I plotted the mass and radius of the TRAPPIST-1 worlds plus our own Solar system’s four terrestrial planets in Excel, with vertical & horizontal error bars.
It’s interesting to see how well a logarithmic curve fits the eleven data points, with an approximate formula of Radius = 0.2343 x ln(Mass) + 1.0329.
TRAPPIST-1f appears to have an unusually large radius (1.045 +/- 0.038 Earth units) despite its low mass of 0.68 +/- 0.18 Earth units.
BTW the Nature article “Seven temperate terrestrial planets around the
nearby ultracool dwarf star TRAPPIST-1” is available on the Nature website by clicking on Reference 1 at the bottom of the page (although it cannot be downloaded without paying):
http://www.nature.com/news/these-seven-alien-worlds-could-help-explain-how-planets-form-1.21512
‘Quartz’ crystals at the Earth’s core power its magnetic field.
https://phys.org/news/2017-02-quartz-crystals-earth-core-power.html
http://www.nature.com/nature/journal/vaop/ncurrent/full/nature21367.html
So how will this effect the models for the planets at TRAPPIST-1?
Venus’s 583.92-day interval between successive close approaches to Earth is equal to 5.001444 Venusian solar days, making approximately the same face visible from Earth at each close approach. Whether this relationship arose by chance or is the result of some kind of tidal locking with Earth is unknown.

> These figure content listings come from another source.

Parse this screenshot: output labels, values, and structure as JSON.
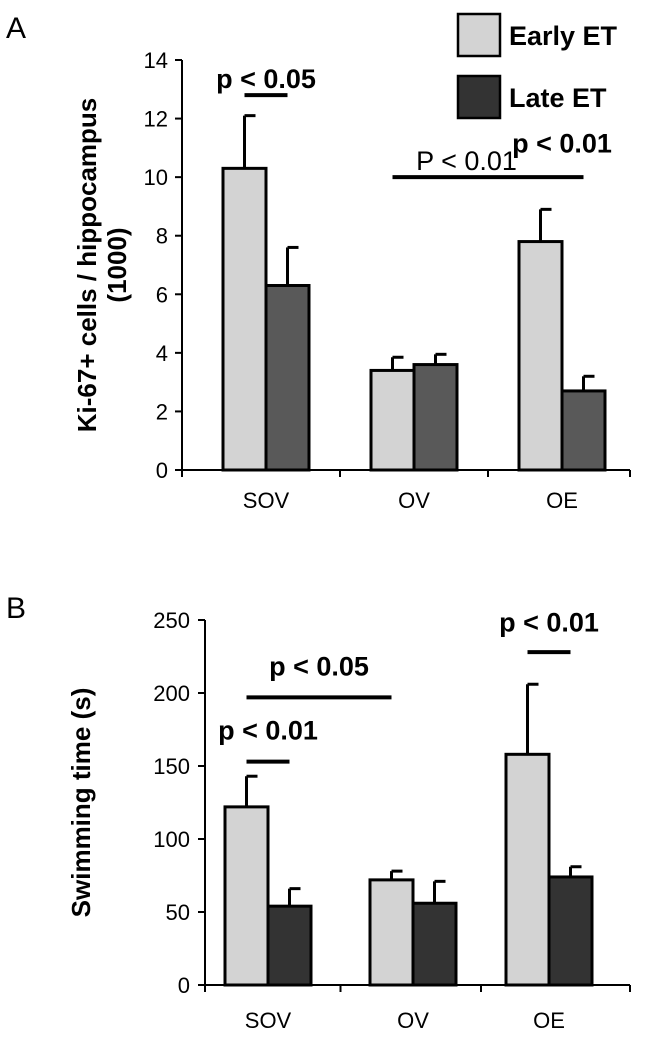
{
  "legend": [
    {
      "label": "Early ET",
      "color": "#d3d3d3"
    },
    {
      "label": "Late ET",
      "color": "#333333"
    }
  ],
  "chart_data": [
    {
      "panel": "A",
      "type": "bar",
      "categories": [
        "SOV",
        "OV",
        "OE"
      ],
      "ylabel_lines": [
        "Ki-67+ cells / hippocampus",
        "(1000)"
      ],
      "ylim": [
        0,
        14
      ],
      "yticks": [
        0,
        2,
        4,
        6,
        8,
        10,
        12,
        14
      ],
      "series": [
        {
          "name": "Early ET",
          "color": "#d3d3d3",
          "values": [
            10.3,
            3.4,
            7.8
          ],
          "errors": [
            1.8,
            0.45,
            1.1
          ]
        },
        {
          "name": "Late ET",
          "color": "#595959",
          "values": [
            6.3,
            3.6,
            2.7
          ],
          "errors": [
            1.3,
            0.35,
            0.5
          ]
        }
      ],
      "annotations": [
        {
          "text": "p < 0.05",
          "bold": true,
          "x1": [
            0,
            0
          ],
          "x2": [
            0,
            1
          ],
          "line_y": 12.8,
          "text_y": 13.05
        },
        {
          "text": "P < 0.01",
          "bold": false,
          "x1": [
            1,
            0
          ],
          "x2": [
            2,
            0
          ],
          "line_y": 10.0,
          "text_y": 10.25
        },
        {
          "text": "p < 0.01",
          "bold": true,
          "x1": [
            2,
            0
          ],
          "x2": [
            2,
            1
          ],
          "line_y": 10.0,
          "text_y": 10.85
        }
      ]
    },
    {
      "panel": "B",
      "type": "bar",
      "categories": [
        "SOV",
        "OV",
        "OE"
      ],
      "ylabel_lines": [
        "Swimming time (s)"
      ],
      "ylim": [
        0,
        250
      ],
      "yticks": [
        0,
        50,
        100,
        150,
        200,
        250
      ],
      "series": [
        {
          "name": "Early ET",
          "color": "#d3d3d3",
          "values": [
            122,
            72,
            158
          ],
          "errors": [
            21,
            6,
            48
          ]
        },
        {
          "name": "Late ET",
          "color": "#333333",
          "values": [
            54,
            56,
            74
          ],
          "errors": [
            12,
            15,
            7
          ]
        }
      ],
      "annotations": [
        {
          "text": "p < 0.05",
          "bold": true,
          "x1": [
            0,
            0
          ],
          "x2": [
            1,
            0
          ],
          "line_y": 197,
          "text_y": 212
        },
        {
          "text": "p < 0.01",
          "bold": true,
          "x1": [
            0,
            0
          ],
          "x2": [
            0,
            1
          ],
          "line_y": 153,
          "text_y": 168
        },
        {
          "text": "p < 0.01",
          "bold": true,
          "x1": [
            2,
            0
          ],
          "x2": [
            2,
            1
          ],
          "line_y": 228,
          "text_y": 242
        }
      ]
    }
  ]
}
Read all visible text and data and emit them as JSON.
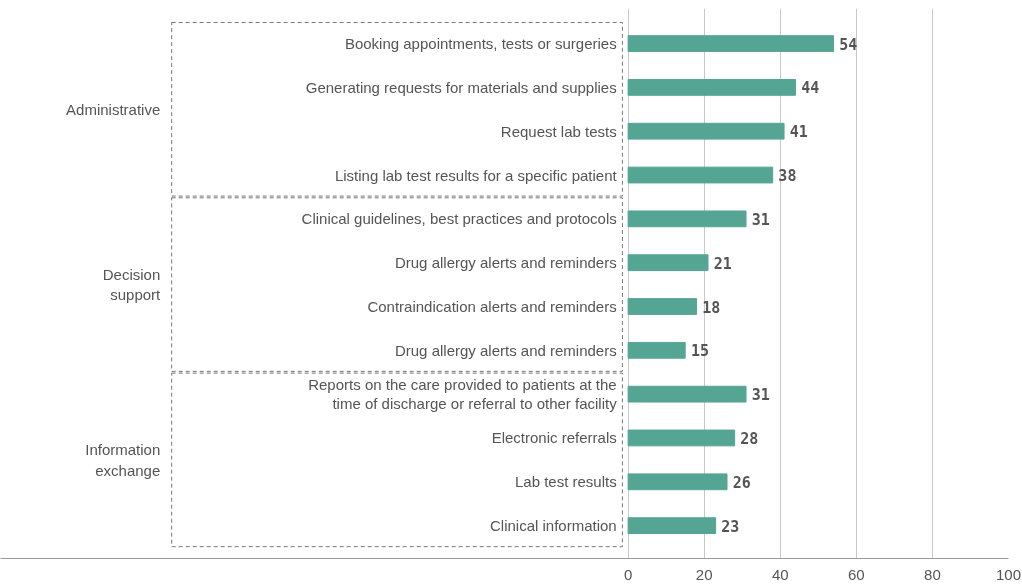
{
  "chart_data": {
    "type": "bar",
    "orientation": "horizontal",
    "categories": [
      "Booking appointments, tests or surgeries",
      "Generating requests for materials and supplies",
      "Request lab tests",
      "Listing lab test results for a specific patient",
      "Clinical guidelines, best practices and protocols",
      "Drug allergy alerts and reminders",
      "Contraindication alerts and reminders",
      "Drug allergy alerts and reminders",
      "Reports on the care provided to patients at the time of discharge or referral to other facility",
      "Electronic referrals",
      "Lab test results",
      "Clinical information"
    ],
    "values": [
      54,
      44,
      41,
      38,
      31,
      21,
      18,
      15,
      31,
      28,
      26,
      23
    ],
    "color": "#55a595",
    "data_labels": true,
    "xlim": [
      0,
      100
    ],
    "xticks": [
      0,
      20,
      40,
      60,
      80,
      100
    ],
    "grid": "x",
    "annotations": [
      "Administrative",
      "Decision support",
      "Information exchange"
    ]
  }
}
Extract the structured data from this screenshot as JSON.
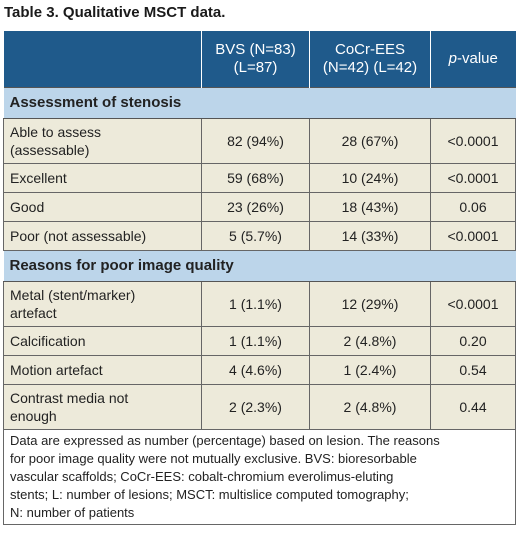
{
  "title": "Table 3. Qualitative MSCT data.",
  "table": {
    "header": {
      "columns": [
        [
          "BVS (N=83)",
          "(L=87)"
        ],
        [
          "CoCr-EES",
          "(N=42) (L=42)"
        ]
      ],
      "p_value": {
        "italic": "p",
        "text": "-value"
      }
    },
    "sections": [
      {
        "title": "Assessment of stenosis",
        "rows": [
          {
            "label": [
              "Able to assess",
              "(assessable)"
            ],
            "cells": [
              "82 (94%)",
              "28 (67%)",
              "<0.0001"
            ]
          },
          {
            "label": [
              "Excellent"
            ],
            "cells": [
              "59 (68%)",
              "10 (24%)",
              "<0.0001"
            ]
          },
          {
            "label": [
              "Good"
            ],
            "cells": [
              "23 (26%)",
              "18 (43%)",
              "0.06"
            ]
          },
          {
            "label": [
              "Poor (not assessable)"
            ],
            "cells": [
              "5 (5.7%)",
              "14 (33%)",
              "<0.0001"
            ]
          }
        ]
      },
      {
        "title": "Reasons for poor image quality",
        "rows": [
          {
            "label": [
              "Metal (stent/marker)",
              "artefact"
            ],
            "cells": [
              "1 (1.1%)",
              "12 (29%)",
              "<0.0001"
            ]
          },
          {
            "label": [
              "Calcification"
            ],
            "cells": [
              "1 (1.1%)",
              "2 (4.8%)",
              "0.20"
            ]
          },
          {
            "label": [
              "Motion artefact"
            ],
            "cells": [
              "4 (4.6%)",
              "1 (2.4%)",
              "0.54"
            ]
          },
          {
            "label": [
              "Contrast media not",
              "enough"
            ],
            "cells": [
              "2 (2.3%)",
              "2 (4.8%)",
              "0.44"
            ]
          }
        ]
      }
    ],
    "footnote": [
      "Data are expressed as number (percentage) based on lesion. The reasons",
      "for poor image quality were not mutually exclusive. BVS: bioresorbable",
      "vascular scaffolds; CoCr-EES: cobalt-chromium everolimus-eluting",
      "stents; L: number of lesions; MSCT: multislice computed tomography;",
      "N: number of patients"
    ]
  }
}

https://en.wikipedia.org/wiki/Tidal_locking
https://en.wikipedia.org/wiki/Tidal_locking#/media/File:%C3%81rap%C3%A1ly_forgat%C3%B3nyomat%C3%A9k.png
https://en.wikipedia.org/wiki/Tidal_locking#/media/File:MoonTorque.jpg
TRAPPIST-1 b and c are only 300,000 miles apart at opposition/inferior conjunction; c and d 550,000 miles; d and e 650,000 miles; e and f 800,000 miles and so on . There has to be a lot of torque from each other as they pass nearby, b and c are almost as close as our moon is to earth! Does anyone know of a good program for calculating the opposition/conjunctions of multi exoplanet solar systems? The program from NASA “Eyes on Exoplanets” could work but the orbital period and mass for the TRAPPIST-1 planets are incorrect!
The complex planetary synchronization structure of the solar
system.
https://arxiv.org/pdf/1405.0193.pdf
With these worlds passing so close to each other, if any of them have large oceans they would definitely experience large tides.
Oh boy! Surf’s up on steroids(assuming they are not entirely covered by water and there are a few beaches around)!